Vous serez vraiment le plus charmant des hommes, mon Toto, si vous n’êtes pas parti à Saint-Prix [1]. Comme vous en serez le plus hideux si vous y êtes allé. Je n’ai pas beaucoup de confiance dans votre fameuse croûte de pain et dans votre gros paletot. Je vous crois trop capable de vous moquer de ma crédulité, aussi c’est pourquoi je n’ajoute plus aucune foi à vos reliques.
M. Mignon vient de venir. Je lui ai donné ses six francs.

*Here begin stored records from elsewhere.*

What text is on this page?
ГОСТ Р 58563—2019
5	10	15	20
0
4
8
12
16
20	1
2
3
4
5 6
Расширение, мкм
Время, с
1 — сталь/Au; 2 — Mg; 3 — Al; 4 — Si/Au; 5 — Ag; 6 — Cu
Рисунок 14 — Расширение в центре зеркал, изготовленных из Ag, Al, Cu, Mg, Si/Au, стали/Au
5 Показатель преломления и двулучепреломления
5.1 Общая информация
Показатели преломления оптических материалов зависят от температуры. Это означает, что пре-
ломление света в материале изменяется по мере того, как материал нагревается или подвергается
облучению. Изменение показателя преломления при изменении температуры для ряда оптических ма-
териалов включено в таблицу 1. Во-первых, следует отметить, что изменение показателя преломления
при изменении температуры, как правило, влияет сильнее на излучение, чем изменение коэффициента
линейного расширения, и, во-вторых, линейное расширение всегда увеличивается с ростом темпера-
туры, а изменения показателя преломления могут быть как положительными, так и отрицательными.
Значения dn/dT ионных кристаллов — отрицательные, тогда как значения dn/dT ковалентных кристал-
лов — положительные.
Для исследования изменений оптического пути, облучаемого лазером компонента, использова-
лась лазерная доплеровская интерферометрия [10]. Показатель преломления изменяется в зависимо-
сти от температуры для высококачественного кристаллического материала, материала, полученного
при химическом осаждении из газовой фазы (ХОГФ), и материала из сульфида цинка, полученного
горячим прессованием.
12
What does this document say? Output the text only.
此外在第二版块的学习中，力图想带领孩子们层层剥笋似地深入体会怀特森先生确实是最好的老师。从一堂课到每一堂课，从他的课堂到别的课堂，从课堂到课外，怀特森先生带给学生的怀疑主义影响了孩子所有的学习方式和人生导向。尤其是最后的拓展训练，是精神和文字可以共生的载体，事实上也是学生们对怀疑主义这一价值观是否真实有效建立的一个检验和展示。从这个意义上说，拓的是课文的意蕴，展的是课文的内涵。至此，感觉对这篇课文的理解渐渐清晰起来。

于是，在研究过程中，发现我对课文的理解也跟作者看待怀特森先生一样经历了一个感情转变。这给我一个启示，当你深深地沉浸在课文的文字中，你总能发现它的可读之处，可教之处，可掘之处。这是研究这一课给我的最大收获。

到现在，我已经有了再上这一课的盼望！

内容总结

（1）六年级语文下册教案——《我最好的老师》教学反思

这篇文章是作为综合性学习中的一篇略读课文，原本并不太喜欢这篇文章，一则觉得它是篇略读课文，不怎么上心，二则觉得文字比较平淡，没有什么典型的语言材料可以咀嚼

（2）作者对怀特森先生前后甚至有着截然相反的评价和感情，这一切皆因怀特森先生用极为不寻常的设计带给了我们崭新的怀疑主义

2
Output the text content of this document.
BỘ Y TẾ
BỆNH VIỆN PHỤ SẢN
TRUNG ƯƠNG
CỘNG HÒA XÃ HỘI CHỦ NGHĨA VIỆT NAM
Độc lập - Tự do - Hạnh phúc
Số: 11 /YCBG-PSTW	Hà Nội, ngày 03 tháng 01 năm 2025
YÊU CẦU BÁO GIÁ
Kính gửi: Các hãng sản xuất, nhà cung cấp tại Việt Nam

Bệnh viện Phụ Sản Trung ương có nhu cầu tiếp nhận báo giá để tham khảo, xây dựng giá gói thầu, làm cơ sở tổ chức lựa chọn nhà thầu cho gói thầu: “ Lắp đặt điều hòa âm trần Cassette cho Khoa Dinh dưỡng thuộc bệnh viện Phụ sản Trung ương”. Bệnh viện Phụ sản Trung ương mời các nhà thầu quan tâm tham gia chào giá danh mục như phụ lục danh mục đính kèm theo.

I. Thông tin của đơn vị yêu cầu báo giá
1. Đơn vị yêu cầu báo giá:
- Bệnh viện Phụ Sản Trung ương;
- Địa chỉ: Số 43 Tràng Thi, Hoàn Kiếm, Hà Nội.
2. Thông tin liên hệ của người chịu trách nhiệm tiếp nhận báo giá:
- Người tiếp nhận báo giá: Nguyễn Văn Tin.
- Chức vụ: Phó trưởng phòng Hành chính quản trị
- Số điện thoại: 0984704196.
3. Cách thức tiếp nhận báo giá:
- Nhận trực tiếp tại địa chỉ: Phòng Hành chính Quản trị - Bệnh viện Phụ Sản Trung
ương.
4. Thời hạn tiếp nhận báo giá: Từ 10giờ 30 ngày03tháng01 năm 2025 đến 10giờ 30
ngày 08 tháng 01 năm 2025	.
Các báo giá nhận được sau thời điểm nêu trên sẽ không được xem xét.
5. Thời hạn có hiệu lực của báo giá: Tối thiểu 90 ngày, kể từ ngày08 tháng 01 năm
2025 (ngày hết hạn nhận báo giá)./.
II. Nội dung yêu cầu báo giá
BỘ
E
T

Je viens aussi de payer le loyer mais j’ai ajourné le ramonage parce que je veux voir sur mes autres livres combien on m’a pris la dernière fois. J’ai un mal de tête absurde. Cela se trouve d’autant plus mal que je suis obligée de faire bonne contenance vis à vis ce pauvre beau-frère qui pourrait croire d’après les vieilles traditions sur les migraines des parisiennes, que je lui fais la grimace. Je voudrais bien, mon cher adoré, que tu consultasses M. Louis ou, mieux encore, un oculiste, pour tes yeux. Ce serait une consultation double puisqu’elle pourrait servir pour toi et pour moi car les mêmes phénomènes se présentent tour à tour chez toi et chez moi. Ainsi, mon cher bien-aimé, pour moi et pour vous, faîtes cette consultation et je vous baiserai bien pour la peine. Jour Toto. Jour mon cher petit o. Je vous adore, quoique vous soyez très méchant et que vous m’ayez dit que j’étais ROUGE, VIEILLE et LAIDE. Je vous aimerai toujours, quoique vous disiez mais je vous tuerai NET COMME DOMINUS [2] le jour où vous me ferez des TRAITS. Maintenant, c’est entendu, ne soyez pas à Saint-Prix et je vous pardonne toutes vos turpitudes passées.
Je vais écrire à ma sœur, mon beau-frère fera le facteur. Il faut que je me dépêche car voici bientôt l’heure. Viens ici, vite, que je te baise sur toutes les coutures.

Juliette

BnF, Mss, NAF 16350, f. 165-166
Transcription de Laurie Mézeret assistée de Florence Naugrette

Notes

[1Les enfants de Victor Hugo, ainsi que sa femme, sont partis entre le 24 et le 25 août s’installer pour quelques mois à Saint-Prix dans le Val d’Oise.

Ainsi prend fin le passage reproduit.